There was no time for the fledgling to enjoy the new experience. Fanning out his wings still further, he flew over the roofs of Hill Head and, taking a circuitous route across the fields to avoid the horde of raven women—made for the Tor.

Cold was the gale which streamed through the meagre feathers about Quoth's head, as he shot like a bullet towards the lofty summit of the majestic mountain and circled once about the tower of Saint Michael, before diving into one of the two archways at its base.

Within the solitary building, Tommy's dishevelled figure sat upon the hard ground, his collection of religious icons spread meticulously about him in a carefully arranged circle. Surrounded by the angelic cards and cherubic figurines, with the flames of three nightlights flickering over the enclosing stones, he chewed his toothless gums and covered his face with his cap as the noise of the Valkyries echoed about the vaulted sky outside.

Suddenly, into his sanctuary a manic bundle of quacking feathers came bursting, and the tramp cried out in alarm as Quoth tumbled to an ungainly, skidding halt before him.

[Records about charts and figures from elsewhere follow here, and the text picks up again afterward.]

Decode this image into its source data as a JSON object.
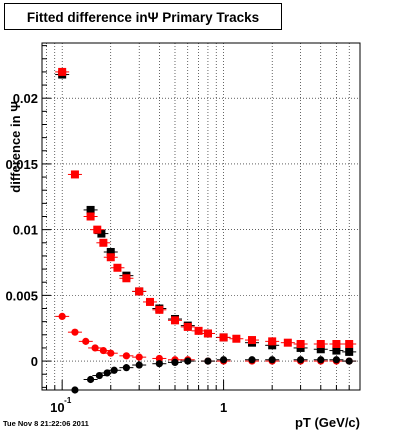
{
  "title": "Fitted difference inΨ   Primary Tracks",
  "timestamp": "Tue Nov  8 21:22:06 2011",
  "chart_data": {
    "type": "scatter",
    "title": "Fitted difference inΨ   Primary Tracks",
    "xlabel": "pT (GeV/c)",
    "ylabel": "difference in Ψ",
    "x_scale": "log",
    "xlim": [
      0.075,
      7.0
    ],
    "ylim": [
      -0.0022,
      0.0242
    ],
    "grid": true,
    "x_ticks": [
      {
        "value": 0.1,
        "base": "10",
        "exp": "-1"
      },
      {
        "value": 1,
        "label": "1"
      }
    ],
    "y_ticks": [
      {
        "value": 0,
        "label": "0"
      },
      {
        "value": 0.005,
        "label": "0.005"
      },
      {
        "value": 0.01,
        "label": "0.01"
      },
      {
        "value": 0.015,
        "label": "0.015"
      },
      {
        "value": 0.02,
        "label": "0.02"
      }
    ],
    "series": [
      {
        "color": "#000000",
        "marker": "square",
        "x": [
          0.1,
          0.15,
          0.175,
          0.2,
          0.25,
          0.3,
          0.4,
          0.5,
          0.6,
          0.8,
          1.0,
          1.5,
          2.0,
          3.0,
          4.0,
          5.0,
          6.0
        ],
        "y": [
          0.0218,
          0.0115,
          0.0097,
          0.0083,
          0.0065,
          0.0053,
          0.004,
          0.0032,
          0.0027,
          0.0021,
          0.0018,
          0.0014,
          0.0012,
          0.001,
          0.0009,
          0.0008,
          0.0007
        ]
      },
      {
        "color": "#ff0000",
        "marker": "square",
        "x": [
          0.1,
          0.12,
          0.15,
          0.165,
          0.18,
          0.2,
          0.22,
          0.25,
          0.3,
          0.35,
          0.4,
          0.5,
          0.6,
          0.7,
          0.8,
          1.0,
          1.2,
          1.5,
          2.0,
          2.5,
          3.0,
          4.0,
          5.0,
          6.0
        ],
        "y": [
          0.022,
          0.0142,
          0.011,
          0.01,
          0.009,
          0.0079,
          0.0071,
          0.0063,
          0.0053,
          0.0045,
          0.0039,
          0.0031,
          0.0026,
          0.0023,
          0.0021,
          0.0018,
          0.0017,
          0.0016,
          0.0015,
          0.0014,
          0.0013,
          0.0013,
          0.0013,
          0.0013
        ]
      },
      {
        "color": "#ff0000",
        "marker": "circle",
        "x": [
          0.1,
          0.12,
          0.14,
          0.16,
          0.18,
          0.2,
          0.25,
          0.3,
          0.4,
          0.5,
          0.6,
          0.8,
          1.0,
          1.5,
          2.0,
          3.0,
          4.0,
          5.0,
          6.0
        ],
        "y": [
          0.0034,
          0.0022,
          0.0015,
          0.001,
          0.0008,
          0.0006,
          0.0004,
          0.0003,
          0.0002,
          0.0001,
          0.0001,
          0.0,
          0.0,
          0.0,
          0.0,
          0.0,
          0.0,
          0.0,
          0.0
        ]
      },
      {
        "color": "#000000",
        "marker": "circle",
        "x": [
          0.12,
          0.15,
          0.17,
          0.19,
          0.21,
          0.25,
          0.3,
          0.4,
          0.5,
          0.6,
          0.8,
          1.0,
          1.5,
          2.0,
          3.0,
          4.0,
          5.0,
          6.0
        ],
        "y": [
          -0.0022,
          -0.0014,
          -0.0011,
          -0.0009,
          -0.0007,
          -0.0005,
          -0.0003,
          -0.0002,
          -0.0001,
          0.0,
          0.0,
          0.0001,
          0.0001,
          0.0001,
          0.0001,
          0.0001,
          0.0001,
          0.0
        ]
      }
    ]
  }
}
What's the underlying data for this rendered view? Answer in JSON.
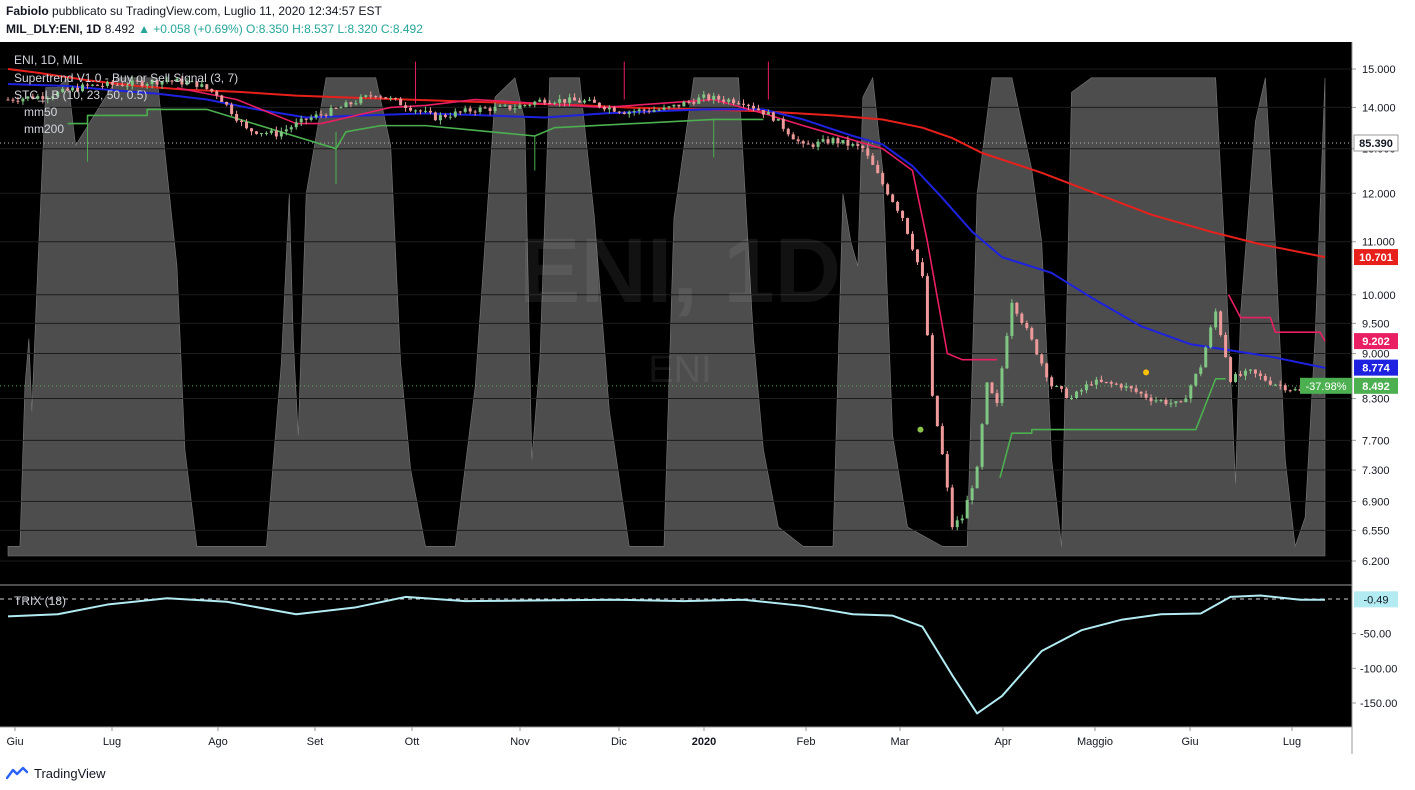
{
  "header": {
    "author": "Fabiolo",
    "published": "pubblicato su TradingView.com, Luglio 11, 2020 12:34:57 EST",
    "symbol": "MIL_DLY:ENI, 1D",
    "last": "8.492",
    "change": "▲ +0.058 (+0.69%)",
    "ohlc_o": "O:8.350",
    "ohlc_h": "H:8.537",
    "ohlc_l": "L:8.320",
    "ohlc_c": "C:8.492"
  },
  "legend": {
    "title": "ENI, 1D, MIL",
    "supertrend": "Supertrend V1.0 - Buy or Sell Signal (3, 7)",
    "stc": "STC_LB (10, 23, 50, 0.5)",
    "mm50": "mm50",
    "mm200": "mm200",
    "trix": "TRIX (18)"
  },
  "watermark": {
    "main": "ENI, 1D",
    "sub": "ENI"
  },
  "footer": {
    "brand": "TradingView"
  },
  "colors": {
    "background": "#000000",
    "up_candle": "#81c784",
    "down_candle": "#ef9a9a",
    "mm200": "#e8201c",
    "mm50": "#1e22e0",
    "supertrend_up": "#4caf50",
    "supertrend_down": "#e91e63",
    "stc_fill": "#5a5a5a",
    "trix": "#b2ebf2"
  },
  "chart_data": [
    {
      "type": "line",
      "title": "MIL_DLY:ENI, 1D",
      "x_tick_labels": [
        "Giu",
        "Lug",
        "Ago",
        "Set",
        "Ott",
        "Nov",
        "Dic",
        "2020",
        "Feb",
        "Mar",
        "Apr",
        "Maggio",
        "Giu",
        "Lug"
      ],
      "y_tick_labels": [
        "15.000",
        "14.000",
        "13.000",
        "12.000",
        "11.000",
        "10.000",
        "9.500",
        "9.000",
        "8.300",
        "7.700",
        "7.300",
        "6.900",
        "6.550",
        "6.200"
      ],
      "ylim": [
        6.2,
        15.0
      ],
      "log_scale": true,
      "price_labels": [
        {
          "name": "mm200",
          "value": "10.701",
          "color": "#e8201c"
        },
        {
          "name": "supertrend",
          "value": "9.202",
          "color": "#e91e63"
        },
        {
          "name": "mm50",
          "value": "8.774",
          "color": "#1e22e0"
        },
        {
          "name": "last",
          "value": "8.492",
          "color": "#4caf50",
          "extra": "-37.98%"
        },
        {
          "name": "stc",
          "value": "85.390",
          "color": "#ffffff"
        }
      ],
      "series": [
        {
          "name": "mm200",
          "points": [
            [
              0,
              15.0
            ],
            [
              30,
              14.9
            ],
            [
              80,
              14.7
            ],
            [
              130,
              14.55
            ],
            [
              180,
              14.45
            ],
            [
              230,
              14.4
            ],
            [
              290,
              14.3
            ],
            [
              345,
              14.25
            ],
            [
              400,
              14.2
            ],
            [
              460,
              14.15
            ],
            [
              520,
              14.1
            ],
            [
              580,
              14.05
            ],
            [
              620,
              14.0
            ],
            [
              700,
              13.95
            ],
            [
              760,
              13.9
            ],
            [
              830,
              13.8
            ],
            [
              880,
              13.7
            ],
            [
              920,
              13.5
            ],
            [
              950,
              13.25
            ],
            [
              980,
              12.9
            ],
            [
              1040,
              12.45
            ],
            [
              1100,
              11.95
            ],
            [
              1150,
              11.55
            ],
            [
              1210,
              11.2
            ],
            [
              1260,
              10.95
            ],
            [
              1325,
              10.7
            ]
          ]
        },
        {
          "name": "mm50",
          "points": [
            [
              0,
              14.6
            ],
            [
              60,
              14.55
            ],
            [
              100,
              14.45
            ],
            [
              150,
              14.35
            ],
            [
              200,
              14.2
            ],
            [
              250,
              13.95
            ],
            [
              300,
              13.75
            ],
            [
              360,
              13.8
            ],
            [
              420,
              13.85
            ],
            [
              480,
              13.8
            ],
            [
              540,
              13.75
            ],
            [
              600,
              13.85
            ],
            [
              650,
              13.9
            ],
            [
              700,
              13.95
            ],
            [
              760,
              13.95
            ],
            [
              800,
              13.7
            ],
            [
              850,
              13.3
            ],
            [
              880,
              13.1
            ],
            [
              910,
              12.6
            ],
            [
              940,
              11.9
            ],
            [
              970,
              11.2
            ],
            [
              1000,
              10.7
            ],
            [
              1050,
              10.4
            ],
            [
              1090,
              9.95
            ],
            [
              1140,
              9.45
            ],
            [
              1190,
              9.15
            ],
            [
              1230,
              9.05
            ],
            [
              1270,
              8.95
            ],
            [
              1325,
              8.77
            ]
          ]
        },
        {
          "name": "supertrend_up",
          "points": [
            [
              60,
              13.6
            ],
            [
              80,
              13.6
            ],
            [
              80,
              13.8
            ],
            [
              140,
              13.8
            ],
            [
              140,
              13.95
            ],
            [
              200,
              13.95
            ],
            [
              330,
              13.0
            ],
            [
              340,
              13.4
            ],
            [
              375,
              13.55
            ],
            [
              420,
              13.55
            ],
            [
              530,
              13.3
            ],
            [
              550,
              13.5
            ],
            [
              710,
              13.7
            ],
            [
              760,
              13.7
            ]
          ]
        },
        {
          "name": "supertrend_up_2",
          "points": [
            [
              998,
              7.2
            ],
            [
              1010,
              7.8
            ],
            [
              1030,
              7.8
            ],
            [
              1030,
              7.85
            ],
            [
              1195,
              7.85
            ],
            [
              1215,
              8.6
            ],
            [
              1225,
              8.6
            ]
          ]
        },
        {
          "name": "supertrend_down",
          "points": [
            [
              170,
              14.5
            ],
            [
              230,
              14.2
            ],
            [
              290,
              13.6
            ],
            [
              315,
              13.6
            ],
            [
              385,
              14.0
            ],
            [
              420,
              14.05
            ],
            [
              470,
              14.2
            ],
            [
              600,
              14.0
            ],
            [
              710,
              14.2
            ],
            [
              760,
              13.85
            ],
            [
              800,
              13.55
            ],
            [
              880,
              13.0
            ],
            [
              910,
              12.5
            ],
            [
              925,
              11.0
            ],
            [
              945,
              9.0
            ],
            [
              960,
              8.9
            ],
            [
              995,
              8.9
            ]
          ]
        },
        {
          "name": "supertrend_down_2",
          "points": [
            [
              1228,
              10.0
            ],
            [
              1240,
              9.6
            ],
            [
              1270,
              9.6
            ],
            [
              1275,
              9.35
            ],
            [
              1320,
              9.35
            ],
            [
              1325,
              9.2
            ]
          ]
        },
        {
          "name": "price_close",
          "points": [
            [
              0,
              14.2
            ],
            [
              40,
              14.3
            ],
            [
              80,
              14.55
            ],
            [
              120,
              14.6
            ],
            [
              160,
              14.7
            ],
            [
              190,
              14.6
            ],
            [
              210,
              14.35
            ],
            [
              240,
              13.45
            ],
            [
              270,
              13.35
            ],
            [
              300,
              13.7
            ],
            [
              330,
              13.95
            ],
            [
              370,
              14.35
            ],
            [
              400,
              14.05
            ],
            [
              430,
              13.75
            ],
            [
              470,
              13.95
            ],
            [
              510,
              14.0
            ],
            [
              540,
              14.2
            ],
            [
              580,
              14.15
            ],
            [
              620,
              13.9
            ],
            [
              660,
              13.95
            ],
            [
              700,
              14.25
            ],
            [
              740,
              14.15
            ],
            [
              770,
              13.75
            ],
            [
              800,
              13.05
            ],
            [
              830,
              13.2
            ],
            [
              860,
              13.0
            ],
            [
              880,
              12.2
            ],
            [
              900,
              11.5
            ],
            [
              920,
              10.3
            ],
            [
              930,
              8.3
            ],
            [
              940,
              7.5
            ],
            [
              950,
              6.6
            ],
            [
              960,
              6.7
            ],
            [
              975,
              7.3
            ],
            [
              985,
              8.5
            ],
            [
              995,
              8.2
            ],
            [
              1010,
              9.9
            ],
            [
              1030,
              9.2
            ],
            [
              1050,
              8.5
            ],
            [
              1070,
              8.3
            ],
            [
              1090,
              8.55
            ],
            [
              1120,
              8.5
            ],
            [
              1150,
              8.3
            ],
            [
              1180,
              8.2
            ],
            [
              1200,
              8.8
            ],
            [
              1215,
              9.7
            ],
            [
              1230,
              8.6
            ],
            [
              1250,
              8.7
            ],
            [
              1270,
              8.55
            ],
            [
              1300,
              8.4
            ],
            [
              1325,
              8.49
            ]
          ]
        },
        {
          "name": "stc",
          "range": [
            0,
            100
          ]
        }
      ]
    },
    {
      "type": "line",
      "title": "TRIX (18)",
      "y_tick_labels": [
        "-50.00",
        "-100.00",
        "-150.00"
      ],
      "ylim": [
        -160,
        10
      ],
      "last_value": "-0.49",
      "series": [
        {
          "name": "TRIX (18)",
          "points": [
            [
              0,
              -25
            ],
            [
              50,
              -22
            ],
            [
              100,
              -8
            ],
            [
              160,
              1
            ],
            [
              220,
              -4
            ],
            [
              290,
              -22
            ],
            [
              350,
              -12
            ],
            [
              400,
              3
            ],
            [
              460,
              -3
            ],
            [
              540,
              -2
            ],
            [
              610,
              -1
            ],
            [
              680,
              -3
            ],
            [
              740,
              -1
            ],
            [
              800,
              -10
            ],
            [
              850,
              -22
            ],
            [
              890,
              -24
            ],
            [
              920,
              -40
            ],
            [
              950,
              -110
            ],
            [
              975,
              -165
            ],
            [
              1000,
              -140
            ],
            [
              1040,
              -75
            ],
            [
              1080,
              -45
            ],
            [
              1120,
              -30
            ],
            [
              1160,
              -22
            ],
            [
              1200,
              -21
            ],
            [
              1230,
              3
            ],
            [
              1260,
              5
            ],
            [
              1300,
              -1
            ],
            [
              1325,
              -1
            ]
          ]
        }
      ]
    }
  ]
}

‘Fie! Fie!’ the raven shrieked even before he had picked himself up from the sorry heap he had landed in. ‘Thou art needed, old man!’

Tommy stared at the demented bird and huddled into a frightened ball. ‘You get out of Tommy's refuge!’ he shouted. ‘Leave him alone.’

‘The future doth teeter upon a knife edge!’ Quoth retorted, scampering over to him. ‘The Twelve hath made Master Neil captive. He shalt be killed less thou give him aid! I can do naught alone—I beseech thee, old one.’